My synapses are rather fried after a long few days of debugging other problems, so perhaps I'm being lazy in sending this to the general list, but I can't think straight about it. Forgive me if there is an overly obvious solution to this.


I have a list of phone numbers that are SIP extensions. I'd like to dial them via SIP if ${EXTEN} is equal to one of those numbers. If ${EXTEN} is not equal to one of those numbers, I'd like to send the call out to a PRI group, regardless of dialed sequence length or pattern.

It seems I cannot do this with *'s pattern matching, due to the order in which extensions are parsed, which seems to be least-specific to most-specific. This causes all kinds of headaches when trying to use wildcards, since wildcards are super-least-specific.

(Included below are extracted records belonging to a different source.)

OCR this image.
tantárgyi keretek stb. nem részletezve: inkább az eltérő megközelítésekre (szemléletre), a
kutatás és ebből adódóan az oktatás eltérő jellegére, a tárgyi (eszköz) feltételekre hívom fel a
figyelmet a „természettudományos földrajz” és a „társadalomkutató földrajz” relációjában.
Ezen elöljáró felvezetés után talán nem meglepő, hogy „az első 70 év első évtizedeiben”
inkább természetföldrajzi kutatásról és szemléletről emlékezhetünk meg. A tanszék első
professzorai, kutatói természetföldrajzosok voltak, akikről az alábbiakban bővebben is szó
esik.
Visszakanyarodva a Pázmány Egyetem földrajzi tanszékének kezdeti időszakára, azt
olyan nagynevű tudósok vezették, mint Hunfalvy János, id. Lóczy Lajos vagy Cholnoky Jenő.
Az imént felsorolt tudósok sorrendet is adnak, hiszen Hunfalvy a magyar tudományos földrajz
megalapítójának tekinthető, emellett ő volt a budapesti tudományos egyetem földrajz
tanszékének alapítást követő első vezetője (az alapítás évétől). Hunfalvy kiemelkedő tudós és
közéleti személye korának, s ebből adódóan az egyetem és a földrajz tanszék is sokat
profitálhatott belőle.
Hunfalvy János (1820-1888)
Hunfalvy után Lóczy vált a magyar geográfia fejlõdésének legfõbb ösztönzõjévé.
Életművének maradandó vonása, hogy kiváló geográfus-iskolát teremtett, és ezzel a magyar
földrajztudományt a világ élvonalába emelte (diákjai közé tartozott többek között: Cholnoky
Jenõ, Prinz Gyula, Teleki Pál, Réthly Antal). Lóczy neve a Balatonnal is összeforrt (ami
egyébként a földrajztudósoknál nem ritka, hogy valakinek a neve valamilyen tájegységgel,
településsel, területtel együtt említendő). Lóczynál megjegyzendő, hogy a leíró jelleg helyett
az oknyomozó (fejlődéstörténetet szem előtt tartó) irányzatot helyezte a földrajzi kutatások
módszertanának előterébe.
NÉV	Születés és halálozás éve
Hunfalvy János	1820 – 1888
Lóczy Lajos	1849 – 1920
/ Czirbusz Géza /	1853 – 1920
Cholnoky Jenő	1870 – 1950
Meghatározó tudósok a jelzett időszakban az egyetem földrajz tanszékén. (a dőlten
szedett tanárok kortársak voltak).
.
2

My desire would be to have the more specific matches done first, so that if ${EXTEN} would be matched in an order that makes sense. I understand why matching goes from least-to-most specific for analog equipment, but it makes certain tasks impossible from a dialplan point of view when I have the full number and I'm not waiting on a user to finish typing the digits.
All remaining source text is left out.